Kansas Geological Survey, state agency to measure groundwater levels in western Kansas
LAWRENCE — A crew from the Kansas Geological Survey, based at the University of Kansas, along with staff from three field offices of the Kansas Department of Agriculture's Division of Water Resources will be in western Kansas measuring groundwater levels the first week of January.
Levels are measured annually as part of a joint project to monitor the health of the state's valuable groundwater resources.
Weather permitting, the KGS crew will be working near Colby on Jan. 2, Goodland on Jan. 3, Ulysses on Jan. 4, Liberal on Jan. 5 and Dodge City on Jan. 6. DWR staff will measure wells in other parts of the region.
Brownie Wilson, KGS water-data manager, expects this winter’s measurements to show a general decline in the water table, though not as steep as last year’s results.
“In several locations, 2022 was one of the driest years on record in Kansas, and those prevalent drought conditions carried over into the spring of 2023,” Wilson said. “Fortunately, much of western Kansas saw gentle and widespread rains throughout the early summer months. This allowed a lot of producers to shut down their wells and reduce the pumping stress on the aquifer, especially in the Ogallala region of the High Plains Aquifer in Kansas.”
The High Plains Aquifer underlies portions of eight states. In Kansas, it encompasses three individual aquifers — the Ogallala Aquifer in the western third of the state, the Equus Beds around Wichita and Hutchinson, and the Great Bend Prairie Aquifer around Pratt and Great Bend.
South-central Kansas may prove an exception to the expected measurement trends.
“They missed out on much of those rainfall events, and unfortunately the drought conditions have been hanging on throughout the summer and fall,” Wilson said.
Most of the wells measured by KGS and DWR tap into the High Plains Aquifer, a massive network of underground water-bearing rocks and the main source of water in western Kansas. The rest draw from deeper aquifers or shallower alluvial aquifers along creeks and rivers.
Groundwater levels in much of the state's portion of the Ogallala Aquifer, especially in southwest Kansas, have been on the decline since water use started to rise in the mid-20th century. Dry years lead to increased water usage, primarily for irrigation, which in turn typically causes greater declines in water levels.
The KGS and DWR measure depth to water in more than 1,400 wells in 48 counties, primarily in January to avoid as much as possible skewed data associated with short-term declines caused by widespread pumping during the growing season. This year, KGS will measure 577 wells, and crews from the DWR's field offices in Garden City, Stafford and Stockton will measure 835.

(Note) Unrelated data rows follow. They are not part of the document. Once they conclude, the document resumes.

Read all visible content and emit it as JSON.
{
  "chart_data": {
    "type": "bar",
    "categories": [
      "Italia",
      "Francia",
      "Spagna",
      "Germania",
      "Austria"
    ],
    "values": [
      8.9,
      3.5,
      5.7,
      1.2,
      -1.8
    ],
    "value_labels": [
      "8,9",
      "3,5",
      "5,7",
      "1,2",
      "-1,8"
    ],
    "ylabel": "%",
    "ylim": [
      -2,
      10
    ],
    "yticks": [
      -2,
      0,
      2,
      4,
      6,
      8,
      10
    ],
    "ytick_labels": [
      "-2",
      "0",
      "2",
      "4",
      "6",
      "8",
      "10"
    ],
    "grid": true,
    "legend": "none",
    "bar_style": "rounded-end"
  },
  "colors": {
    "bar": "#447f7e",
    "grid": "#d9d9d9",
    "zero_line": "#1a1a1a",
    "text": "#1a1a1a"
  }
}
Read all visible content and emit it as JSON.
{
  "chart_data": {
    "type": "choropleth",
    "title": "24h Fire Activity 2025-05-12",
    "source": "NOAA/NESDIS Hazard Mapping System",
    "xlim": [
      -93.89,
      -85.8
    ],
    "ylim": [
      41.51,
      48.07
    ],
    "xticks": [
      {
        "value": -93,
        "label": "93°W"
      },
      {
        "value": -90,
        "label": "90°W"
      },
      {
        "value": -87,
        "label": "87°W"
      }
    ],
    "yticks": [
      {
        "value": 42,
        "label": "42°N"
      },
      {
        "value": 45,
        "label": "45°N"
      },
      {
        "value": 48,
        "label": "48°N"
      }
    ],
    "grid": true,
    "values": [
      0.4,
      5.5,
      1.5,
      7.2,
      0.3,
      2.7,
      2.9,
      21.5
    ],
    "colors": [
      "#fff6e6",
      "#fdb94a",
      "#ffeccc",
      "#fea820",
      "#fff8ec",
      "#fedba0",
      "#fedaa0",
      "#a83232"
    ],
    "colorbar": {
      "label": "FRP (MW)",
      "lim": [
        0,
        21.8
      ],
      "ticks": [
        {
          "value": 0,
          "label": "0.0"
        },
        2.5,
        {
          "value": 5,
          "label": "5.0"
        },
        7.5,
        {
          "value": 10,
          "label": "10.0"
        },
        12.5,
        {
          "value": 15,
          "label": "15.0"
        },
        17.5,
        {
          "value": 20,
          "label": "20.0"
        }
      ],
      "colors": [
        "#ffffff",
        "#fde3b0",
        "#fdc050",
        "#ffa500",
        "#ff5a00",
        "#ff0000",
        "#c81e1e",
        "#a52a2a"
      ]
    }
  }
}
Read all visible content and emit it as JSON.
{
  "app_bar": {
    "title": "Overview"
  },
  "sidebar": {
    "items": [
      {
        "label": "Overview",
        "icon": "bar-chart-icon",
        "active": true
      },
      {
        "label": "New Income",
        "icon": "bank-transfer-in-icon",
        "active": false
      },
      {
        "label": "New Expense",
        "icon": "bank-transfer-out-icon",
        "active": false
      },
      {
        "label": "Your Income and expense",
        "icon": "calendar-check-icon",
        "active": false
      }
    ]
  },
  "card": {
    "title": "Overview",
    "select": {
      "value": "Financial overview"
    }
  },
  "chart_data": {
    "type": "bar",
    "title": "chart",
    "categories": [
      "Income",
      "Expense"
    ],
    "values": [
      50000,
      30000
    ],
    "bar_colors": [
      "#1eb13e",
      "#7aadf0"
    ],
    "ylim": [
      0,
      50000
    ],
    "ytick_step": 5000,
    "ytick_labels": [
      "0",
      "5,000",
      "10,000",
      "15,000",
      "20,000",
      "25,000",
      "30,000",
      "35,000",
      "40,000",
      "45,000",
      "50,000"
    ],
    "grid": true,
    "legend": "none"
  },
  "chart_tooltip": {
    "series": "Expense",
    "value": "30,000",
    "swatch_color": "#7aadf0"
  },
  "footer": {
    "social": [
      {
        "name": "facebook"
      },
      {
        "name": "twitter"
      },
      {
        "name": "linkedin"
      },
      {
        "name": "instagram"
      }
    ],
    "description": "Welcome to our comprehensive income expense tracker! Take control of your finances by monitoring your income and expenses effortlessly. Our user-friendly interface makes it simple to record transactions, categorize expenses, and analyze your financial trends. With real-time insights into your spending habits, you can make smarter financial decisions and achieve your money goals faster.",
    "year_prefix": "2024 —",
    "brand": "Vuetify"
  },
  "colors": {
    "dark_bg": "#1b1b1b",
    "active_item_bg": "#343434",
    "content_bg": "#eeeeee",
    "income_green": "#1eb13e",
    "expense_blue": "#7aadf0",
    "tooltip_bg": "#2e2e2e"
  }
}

Wells are accessed with landowners' permission, and many have been monitored for years, although new wells are added as older wells become inaccessible or to fill in spatial gaps in the monitoring network. The majority are within the boundaries of the state's five groundwater management districts (GMDs), which are organized and governed by area landowners and water users to address local water-resource issues.
Historical annual measurements for each well are available on the KGS website. Results of measurements made in January will be added in late February.